Personal information
- Born: 7 February 1943 (age 83) Markkleeberg, Nazi Germany
- Height: 1.69 m (5 ft 7 in)

Gymnastics career
- Discipline: Men's artistic gymnastics
- Country represented: East Germany
- Club: SC DHfK Leipzig
- Medal record
Men's artistic gymnastics
Representing East Germany
| Event | 1st | 2nd | 3rd |
| Olympic Games | 0 | 0 | 2 |
| World Championships | 0 | 0 | 2 |
| European Championships | 0 | 1 | 0 |
| Total | 0 | 1 | 4 |
Olympic Games
| Bronze medal – third place | 1968 Mexico City | Team |
| Bronze medal – third place | 1972 Munich | Team |
World Championships
| Bronze medal – third place | 1966 Dortmund | Team |
| Bronze medal – third place | 1970 Ljubljana | Team |
European Championships
| Silver medal – second place | 1971 Madrid | Pommel horse |

= Matthias Brehme =

East German gymnast

Matthias Brehme (born 7 February 1943) is a German former gymnast.
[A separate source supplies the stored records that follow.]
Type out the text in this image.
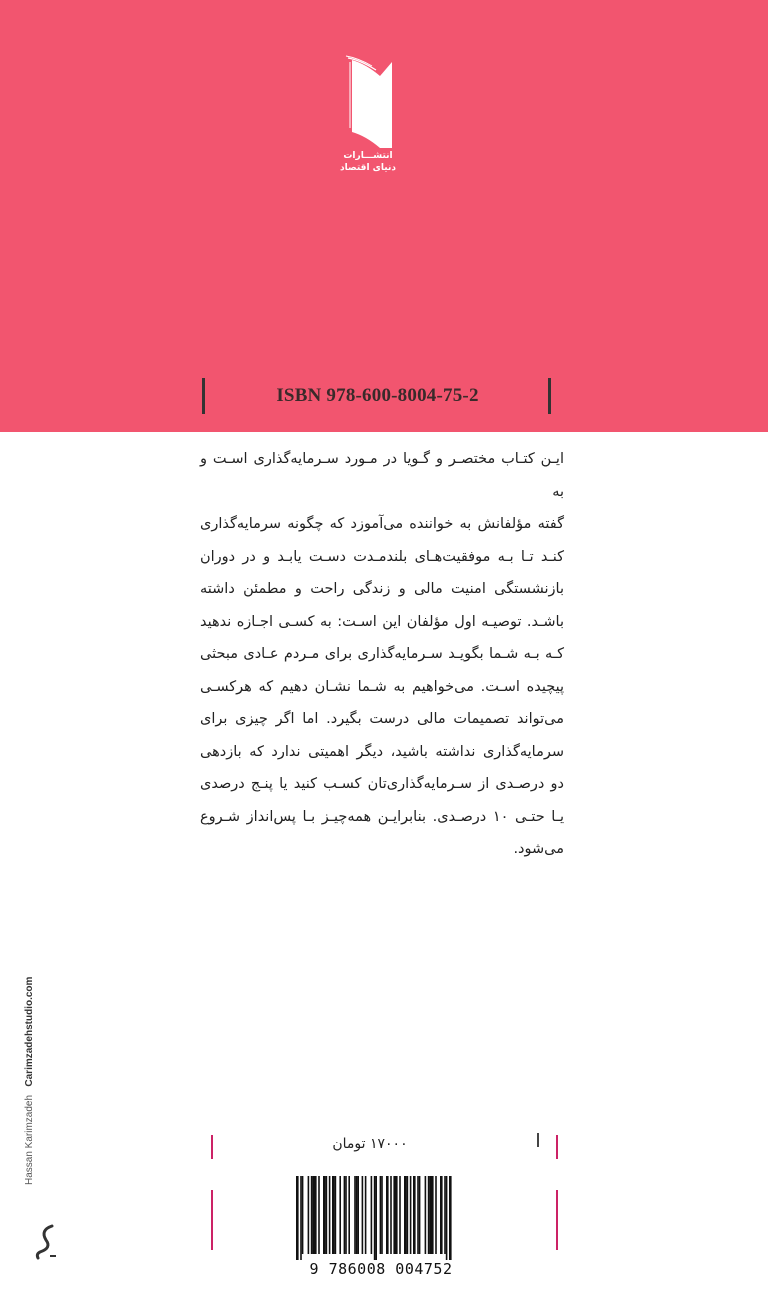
انتشـــارات
دنیای اقتصاد
ISBN 978-600-8004-75-2
ایـن کتـاب مختصـر و گـویا در مـورد سـرمایه‌گذاری اسـت و به
گفته مؤلفانش به خواننده می‌آموزد که چگونه سرمایه‌گذاری
کنـد تـا بـه موفقیت‌هـای بلندمـدت دسـت یابـد و در دوران
بازنشستگی امنیت مالی و زندگی راحت و مطمئن داشته
باشـد. توصیـه اول مؤلفان این اسـت: به کسـی اجـازه ندهید
کـه بـه شـما بگویـد سـرمایه‌گذاری برای مـردم عـادی مبحثی
پیچیده اسـت. می‌خواهیم به شـما نشـان دهیم که هرکسـی
می‌تواند تصمیمات مالی درست بگیرد. اما اگر چیزی برای
سرمایه‌گذاری نداشته باشید، دیگر اهمیتی ندارد که بازدهی
دو درصـدی از سـرمایه‌گذاری‌تان کسـب کنید یا پنـج درصدی
یـا حتـی ۱۰ درصـدی. بنابرایـن همه‌چیـز بـا پس‌انداز شـروع
می‌شود.
Hassan Karimzadeh   Carimzadehstudio.com
۱۷۰۰۰ تومان
9 786008 004752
He competed at the 1968 and 1972 Summer Olympics in all artistic gymnastics events and won two bronze medals with the East German team. Individually his best achievement was shared sixth place in the vault in 1972. He won two more bronze team medals at the world championships in 1966 and 1970 and finished second in the pommel horse at the European championships in 1972.